Après quelques mois de ce travail d’approche du poète épistolier, j’ai pu avec l’aide du gardien poser une caméra sur pied au pied de l’immeuble et nous avons tourné une vidéo-participative sur le thème « ouvrir-fermer un bouton ». L’idée de ce travail — en quelque sorte mandaté par le musée puisque le cahier des charges, relativement souple, notifiait tout de même la réalisation d’une oeuvre — avait émergé de l’observation du fait qu’il était difficile de photographier. Dans certaines cultures le rapport à l’image est différent de notre iconodolâtrie occidentale. Ainsi, en cadrant juste sur les mains, je pouvais proposer sans exclure a priori les personnes qui auraient pu être réticentes à un portrait. Les mains parlent beaucoup et la séance de tournage a été une belle expérience. Le document, mêlant les


mains de plusieurs générations et les couleurs de peau est toujours en activité et je rejoue lorsque cela me semble pertinent cette pièce comme une partition. Sur le registre symbolique, la métaphore est forte puisque « se déboutonner » signifie « dire la vérité » ; elle est donc liée à la parole. Sur un autre registre, éducatif, boutonner seul sa veste était un geste d’apprentissage important, comme nouer ses lacets. Un geste vers l’autonomie qui disparaît peu à peu, à cause des Scratch qui supplantent jusqu’à la fermeture Eclair. J’ai en même temps amorcé un recueil de témoignages « cousus à un boutons ». Sur des fiches cartonnées prévues à cet effet, je demande de coudre un bouton à l’endroit indiqué par une croix et de raconter le souvenir lié à ce bouton. Toutes les fiches sont passées à la poubelle, ce qui désolait les gardiens mais était assez logique, sauf deux, remplies par des personnes âgées, qui racontaient un souvenir de jeunesse. Encourageant ! Par la suite, au Musée, ces fiches ont été l’objet d’un bel engouement. J’avais disposé une boîte à boutons et des aiguilles ; les visiteurs ont cousu tout au long de l’exposition. J’ai ainsi pu différencier les boutons sans histoire, sujets à des réflexions poético-ludico-philosophiques et les boutons chargés d’une trace de vie. Ceci m’a permis d’affiner et modéliser ce dispositif d’écriture et de recueil de témoignages qui comporte actuellement plus de six-cent participations, mêlant les personnes ordinaires à quelques artistes de renom. L’ensemble consacre le bouton comme « Plus petit objet culturel commun (PPOCC) ».

Je suis donc resté sur ce territoire, développant au fil du temps et des interventions et expositions, cette « Zone d’Intention Poétique », une pratique de poète familier, et une présence poétique pérenne. Ce travail dans la durée permet, à mon sens, de transformer de l’étrange familier ; il donne droit de cité au « pas banal », à « l’original », au regard « décalé » et participe donc de la construction de la confiance et d’un indice de mieuxêtre. Je crois que le paris est gagné lorsqu’on croise une personne qui vous dit « je ne pourrais pas venir cette fois à ton événement ; l’année prochaine ! » .

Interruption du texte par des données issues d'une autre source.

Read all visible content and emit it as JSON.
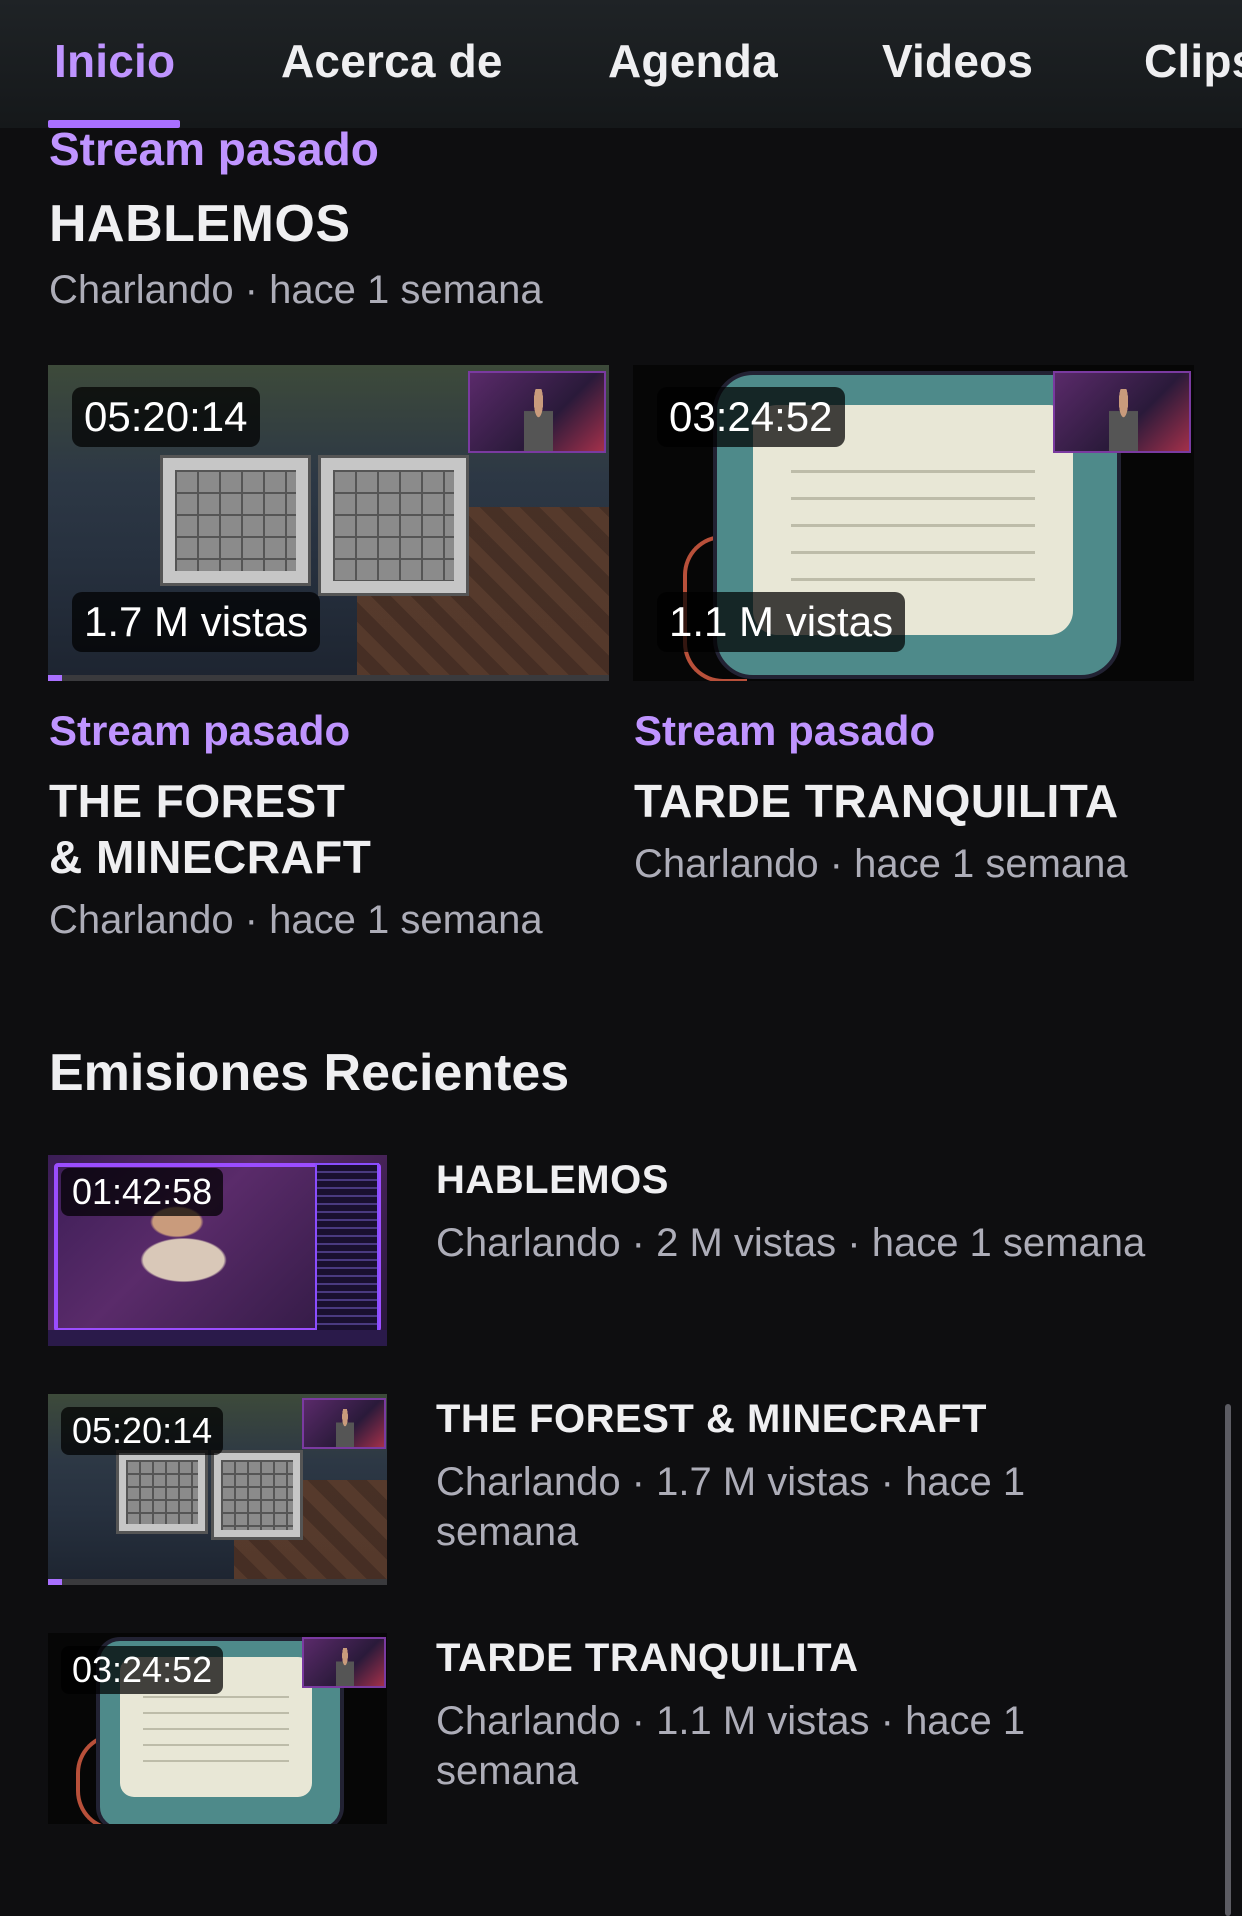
{
  "tabs": [
    {
      "label": "Inicio",
      "active": true
    },
    {
      "label": "Acerca de"
    },
    {
      "label": "Agenda"
    },
    {
      "label": "Videos"
    },
    {
      "label": "Clips"
    }
  ],
  "colors": {
    "accent": "#a970ff",
    "accent_text": "#bf94ff",
    "background": "#0e0e10",
    "meta_text": "#adadb8"
  },
  "featured_top": {
    "tag": "Stream pasado",
    "title": "HABLEMOS",
    "meta": "Charlando · hace 1 semana"
  },
  "cards": [
    {
      "duration": "05:20:14",
      "views": "1.7 M vistas",
      "tag": "Stream pasado",
      "title_line1": "THE FOREST",
      "title_line2": "& MINECRAFT",
      "meta": "Charlando · hace 1 semana",
      "progress": 0.03
    },
    {
      "duration": "03:24:52",
      "views": "1.1 M vistas",
      "tag": "Stream pasado",
      "title_line1": "TARDE TRANQUILITA",
      "title_line2": "",
      "meta": "Charlando · hace 1 semana",
      "progress": 0
    }
  ],
  "recent": {
    "title": "Emisiones Recientes",
    "items": [
      {
        "duration": "01:42:58",
        "title": "HABLEMOS",
        "meta": "Charlando · 2 M vistas · hace 1 semana",
        "progress": 0
      },
      {
        "duration": "05:20:14",
        "title": "THE FOREST & MINECRAFT",
        "meta": "Charlando · 1.7 M vistas · hace 1 semana",
        "progress": 0.04
      },
      {
        "duration": "03:24:52",
        "title": "TARDE TRANQUILITA",
        "meta": "Charlando · 1.1 M vistas · hace 1 semana",
        "progress": 0
      }
    ]
  }
}
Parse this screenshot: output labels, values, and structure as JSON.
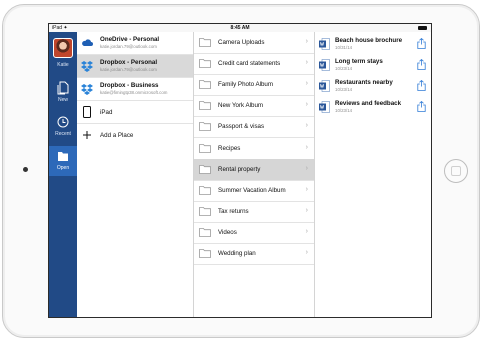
{
  "status": {
    "left": "iPad ✦",
    "time": "8:45 AM"
  },
  "rail": {
    "user_name": "Katie",
    "items": [
      {
        "label": "New",
        "icon": "new-document-icon"
      },
      {
        "label": "Recent",
        "icon": "clock-icon"
      },
      {
        "label": "Open",
        "icon": "folder-icon"
      }
    ]
  },
  "places": [
    {
      "title": "OneDrive - Personal",
      "subtitle": "katie.jordan.79@outlook.com",
      "icon": "onedrive-cloud-icon"
    },
    {
      "title": "Dropbox - Personal",
      "subtitle": "katie.jordan.79@outlook.com",
      "icon": "dropbox-icon"
    },
    {
      "title": "Dropbox - Business",
      "subtitle": "katie@fimingtp38.onmicrosoft.com",
      "icon": "dropbox-icon"
    },
    {
      "title": "iPad",
      "icon": "ipad-icon"
    },
    {
      "title": "Add a Place",
      "icon": "plus-icon"
    }
  ],
  "folders": [
    "Camera Uploads",
    "Credit card statements",
    "Family Photo Album",
    "New York Album",
    "Passport & visas",
    "Recipes",
    "Rental property",
    "Summer Vacation Album",
    "Tax returns",
    "Videos",
    "Wedding plan"
  ],
  "files": [
    {
      "name": "Beach house brochure",
      "date": "10/31/14"
    },
    {
      "name": "Long term stays",
      "date": "10/23/14"
    },
    {
      "name": "Restaurants nearby",
      "date": "10/23/14"
    },
    {
      "name": "Reviews and feedback",
      "date": "10/23/14"
    }
  ],
  "colors": {
    "rail": "#214a86",
    "rail_active": "#2d69b9",
    "word_blue": "#2a5699",
    "accent": "#2f7bd6"
  }
}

Je pense avoir circonscrit la démarche et donné l’idée du processus. J’en arrive à la rencontre de la Mercerie et du Musée dauphinois :


En 2003, nous avons créé, de manière expérimentale sur le quartier de la Duchère, les premières Journées du Matrimoine, inscrites au programmes des Journées Européennes du Patrimoine. La boîte à boutons était au cœur de ce dispositif et nous avons eu l’agréable surprise de constater que nous étions bien suivis. Des femmes, et quelques hommes se sentant concernés, sont venus parfois de loin, conter leur boîte à boutons. Nous avons reconduit l’événement d’année en année, expérimentant chaque fois des volets différents du dispositif participatif. C’est ainsi que, forts de cette expérience et de la densité des témoignages, écrits et enregistrés, accumulés au fil du temps, que nous avons rencontré l’équipe du Musée dauphinois dont la mission et la manière de penser le musée dans la cité nous semblait converger avec nos préoccupations depuis le lieu de l’artiste. Et là je dois dire que la rencontre provoque une belle accélération des processus participatifs, mais Franck Philippeaux va peut-être prendre le relais...


DU PATRIMOINE AU MATRIMOINE ZONE D’INTENTION POÉTIQUE EN ISÈRE • 2007-2008 La Mercerie – Musée dauphinois Franck Philippeaux - Chargé du service des publics, Musée dauphinois - Grenoble Pour en savoir plus : http://www.lamercerie.eu — http://www.musee-dauphinois.fr

Racontez vos histoires de vie ! La dimension participative autour de la parole. Depuis sa création le Musée dauphinois mène une activité affirmée d’étude et de valorisation du patrimoine oral, du patrimoine immatériel. La célébration du centenaire du musée (saison 2006-2007) fut l’occasion de mettre en exposition ces patrimoines en proposant aux publics Êtres fantastiques – de l’imaginaire alpin à l’imaginaire humain et Rester libres ! Les expressions de la liberté des Allobroges à nos jours deux expositions de récits, d’idées, de valeurs. Elles ont été conçues avec une participation active de la population ; la première par la restitution de la parole collectée auprès des habitants du territoire alpin par le conservateur Charles Joisten dans les années 60 et 70 ; la seconde par la présentation de la collecte des témoignages des militants d’aujourd’hui engagés dans la défense des Droits de l’Homme. Chacune de ces expositions instaure un mode de partage de la parole par la constitution de groupes de travail tripartites composés des représentants du musée, de spécialistes (universitaires, chercheurs, etc.) et de représentants des habitants, de témoins. Ainsi, le musée dauphinois se plaît à partager les histoires de vie livrées par les habitants autour de ces objets matériels ou immatériels, toujours porteur de sens.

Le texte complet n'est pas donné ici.